Alternative book vendors

 Vendor    Price (US$)    Delivery (days)   Shipping cost*  
Alibris   83.15 14 0.00
Barnes & Noble   89.99 5 0.00
Amazon   85.49 10 0.00
Addall (via bookshop.org)   93.49 11 3.50
The Book Depository   92.87 10 0
Abebooks   89.77 15 3.99
Bookshop.org   97.98 6 7.99
Powells.com 107.95 14 0
Springer.com   89.99 5 0
* Some vendors, such as Powells, have flat-rate shipping, which typically costs around $4.00 extra.

From the table, it's apparent that all vendors, except Powell's, have equivalent prices. Most, including Amazon, use US Mail, but publishers often use UPS, which is much faster. Springer has sample online chapters of some books, so I buy direct from the publisher whenever possible.

For hardware, McMaster-Carr is by far the best vendor. Their site is easier to order from than Amazon's, the quality is better, and they often deliver the next day. Grainger, Northern Tools, Online Industrial Supply (good for sandpaper), www.fittings.space (good for brass fittings), and Delvies Plastics (good for plastic raw materials), are all vendors I've had excellent results from, though Grainger occasionally has items that are unusually expensive. Lowes and Home Depot also have online ordering if you'd like to avoid being surveilled suspiciously while shopping.

For optical components there are Thorlabs, Edmund Optics, and Newport. For electronic components: Mouser.com and Digikey. And for junk food, nuts.com is good, though their boxes look weird.

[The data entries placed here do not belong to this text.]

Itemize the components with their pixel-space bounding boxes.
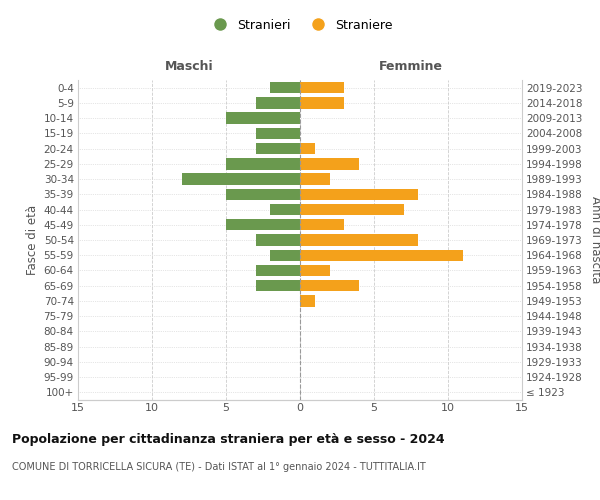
Bar <box>300 219 344 230</box>
Bar <box>300 82 344 94</box>
Bar <box>271 82 300 94</box>
Bar <box>300 250 463 261</box>
Bar <box>300 188 418 200</box>
Bar <box>256 280 300 291</box>
Bar <box>271 250 300 261</box>
Y-axis label: Anni di nascita: Anni di nascita <box>589 196 600 284</box>
Bar <box>226 188 300 200</box>
Bar <box>182 174 300 185</box>
Bar <box>256 234 300 246</box>
Bar <box>256 265 300 276</box>
Legend: Stranieri, Straniere: Stranieri, Straniere <box>202 14 398 37</box>
Bar <box>226 219 300 230</box>
Bar <box>256 97 300 108</box>
Text: Femmine: Femmine <box>379 60 443 72</box>
Bar <box>300 234 418 246</box>
Bar <box>300 280 359 291</box>
Bar <box>226 112 300 124</box>
Bar <box>256 143 300 154</box>
Bar <box>300 158 359 170</box>
Bar <box>300 265 329 276</box>
Bar <box>300 97 344 108</box>
Bar <box>300 204 404 215</box>
Text: Popolazione per cittadinanza straniera per età e sesso - 2024: Popolazione per cittadinanza straniera p… <box>12 432 445 446</box>
Bar <box>300 174 329 185</box>
Bar <box>256 128 300 139</box>
Text: COMUNE DI TORRICELLA SICURA (TE) - Dati ISTAT al 1° gennaio 2024 - TUTTITALIA.IT: COMUNE DI TORRICELLA SICURA (TE) - Dati … <box>12 462 426 472</box>
Bar <box>271 204 300 215</box>
Y-axis label: Fasce di età: Fasce di età <box>26 205 40 275</box>
Text: Maschi: Maschi <box>164 60 214 72</box>
Bar <box>300 143 315 154</box>
Bar <box>226 158 300 170</box>
Bar <box>300 295 315 306</box>
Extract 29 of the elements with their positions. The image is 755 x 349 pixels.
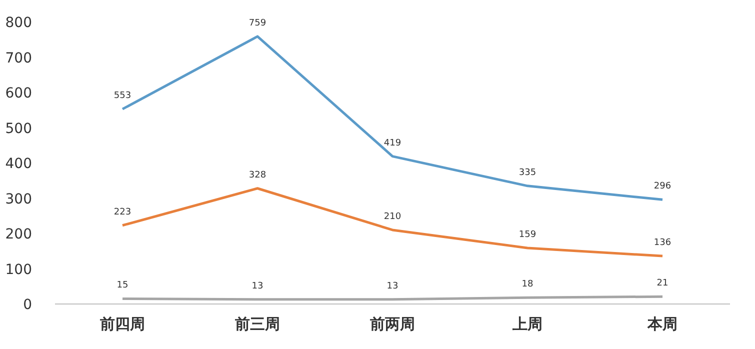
data-label: 296 [654,182,672,192]
data-label: 21 [656,278,668,289]
y-tick-label: 800 [5,15,32,31]
y-tick-label: 600 [5,86,32,102]
data-label: 136 [654,238,672,248]
x-tick-label: 本周 [646,315,678,333]
data-label: 15 [116,280,128,291]
y-tick-label: 700 [5,50,32,66]
data-label: 18 [522,280,534,290]
data-label: 13 [386,281,398,292]
x-tick-label: 前两周 [369,315,415,333]
data-label: 759 [248,18,266,28]
y-tick-label: 200 [5,226,32,242]
y-tick-label: 0 [23,297,32,313]
y-tick-label: 500 [5,120,32,137]
y-tick-label: 300 [5,191,32,208]
data-label: 159 [518,230,536,240]
x-tick-label: 前三周 [234,315,280,333]
x-tick-label: 上周 [512,315,542,333]
data-label: 328 [248,170,266,180]
data-label: 223 [114,207,132,218]
y-tick-label: 100 [5,262,32,278]
y-tick-label: 400 [5,156,32,172]
x-tick-label: 前四周 [99,315,145,333]
data-label: 210 [384,212,402,222]
data-label: 13 [252,281,264,292]
data-label: 419 [384,138,402,148]
data-label: 553 [114,91,132,102]
data-label: 335 [518,168,536,178]
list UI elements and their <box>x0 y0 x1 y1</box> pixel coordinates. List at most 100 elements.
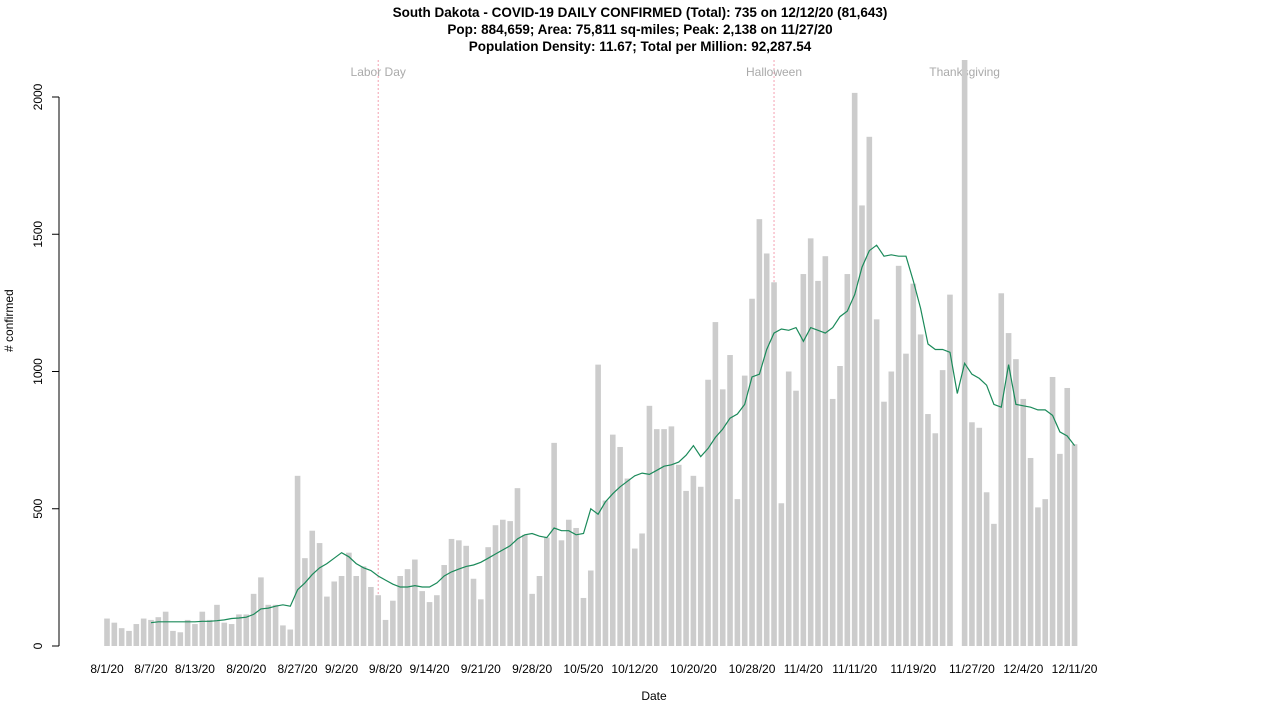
x-axis-label: Date <box>641 689 667 703</box>
x-tick-label: 10/20/20 <box>670 662 717 676</box>
chart-subtitle-1: Pop: 884,659; Area: 75,811 sq-miles; Pea… <box>447 22 833 37</box>
bar <box>939 370 946 646</box>
bar <box>602 500 609 646</box>
bar <box>536 576 543 646</box>
y-tick-label: 1000 <box>31 358 45 385</box>
x-tick-label: 12/11/20 <box>1052 662 1098 676</box>
x-tick-label: 9/28/20 <box>512 662 552 676</box>
bar <box>463 545 469 646</box>
bar <box>507 521 513 646</box>
bar <box>712 322 719 646</box>
bar <box>419 591 425 646</box>
bar <box>199 611 206 646</box>
x-tick-label: 10/5/20 <box>563 662 603 676</box>
bar <box>888 371 895 646</box>
bar <box>624 478 631 646</box>
bar <box>1020 398 1027 646</box>
bar <box>522 534 528 646</box>
annotation-label: Labor Day <box>351 65 406 79</box>
bar <box>668 426 675 646</box>
bar <box>346 552 352 646</box>
bar <box>118 628 125 646</box>
bar <box>925 414 931 646</box>
bar <box>287 629 294 646</box>
bar <box>697 486 704 646</box>
bar <box>785 371 792 646</box>
bar <box>587 570 594 646</box>
chart-titles: South Dakota - COVID-19 DAILY CONFIRMED … <box>0 4 1280 55</box>
bar <box>1005 333 1012 646</box>
bar <box>1035 507 1041 646</box>
bar <box>316 543 323 646</box>
bar <box>353 576 360 646</box>
bar <box>969 422 975 646</box>
bar <box>155 617 162 646</box>
bar <box>1042 499 1049 646</box>
bar <box>639 533 645 646</box>
bar <box>910 283 917 646</box>
bar <box>397 576 403 646</box>
bar <box>133 624 140 646</box>
bar <box>544 537 550 646</box>
x-tick-label: 11/11/20 <box>832 662 877 676</box>
bar <box>258 577 264 646</box>
bar <box>903 353 909 646</box>
bar <box>756 219 763 646</box>
bar <box>104 618 110 646</box>
bar <box>558 540 565 646</box>
bar <box>390 600 396 646</box>
bar <box>162 611 169 646</box>
x-tick-label: 8/13/20 <box>175 662 215 676</box>
x-tick-label: 8/7/20 <box>134 662 168 676</box>
bar <box>184 619 191 646</box>
bar <box>368 586 374 646</box>
x-tick-label: 10/28/20 <box>729 662 776 676</box>
bar <box>470 578 477 646</box>
bar <box>236 614 242 646</box>
bar <box>763 253 770 646</box>
bar <box>1064 387 1071 646</box>
bar <box>741 375 748 646</box>
bar <box>529 593 535 646</box>
bar <box>492 525 499 646</box>
y-tick-label: 1500 <box>31 221 45 248</box>
bar <box>991 523 997 646</box>
bar <box>294 475 301 646</box>
y-tick-label: 2000 <box>31 83 45 110</box>
bar <box>675 464 682 646</box>
bar <box>265 604 272 646</box>
bar <box>1057 453 1063 646</box>
bar <box>778 503 785 646</box>
bar <box>514 488 521 646</box>
x-tick-label: 8/27/20 <box>278 662 318 676</box>
bar <box>873 319 880 646</box>
bar <box>1027 457 1034 646</box>
bar <box>793 390 799 646</box>
bar <box>1013 359 1019 646</box>
bar <box>609 434 616 646</box>
bar <box>829 398 836 646</box>
bar <box>595 364 601 646</box>
bar <box>111 622 118 646</box>
bar <box>243 614 250 646</box>
bar <box>331 581 338 646</box>
annotation-label: Halloween <box>746 65 802 79</box>
chart-title: South Dakota - COVID-19 DAILY CONFIRMED … <box>392 5 888 20</box>
bar <box>206 619 213 646</box>
x-tick-label: 9/2/20 <box>325 662 359 676</box>
x-tick-label: 8/20/20 <box>226 662 266 676</box>
bar <box>500 519 506 646</box>
bar <box>866 136 873 647</box>
bar <box>947 294 953 646</box>
bar <box>690 475 697 646</box>
x-tick-label: 11/27/20 <box>949 662 995 676</box>
bar <box>485 547 491 646</box>
bar <box>998 293 1005 646</box>
bar <box>719 389 726 646</box>
bar <box>895 265 902 646</box>
bar <box>653 429 660 646</box>
bar <box>478 599 484 646</box>
bar <box>771 282 777 646</box>
bar <box>382 619 389 646</box>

Boycotting is symbolic in a number of ways. Of course it's intended to signal dissatisfaction, but it also represents a bifurcation of the public into two discontiguous segments: people have even stopped talking to friends on the other side of a political issue (mainly because, as I discovered, they'll try to get you fired). We read different newspapers and books, watch different movies, and believe different sets of facts. Soon enough there will be two of everything, including two kinds of science.

Whether splitting the country into two co-existing antagonistic groups is a good thing is left as an exercise for the reader. But there's no doubt about companies using their monopoly power to crush others for political reasons. That must stop.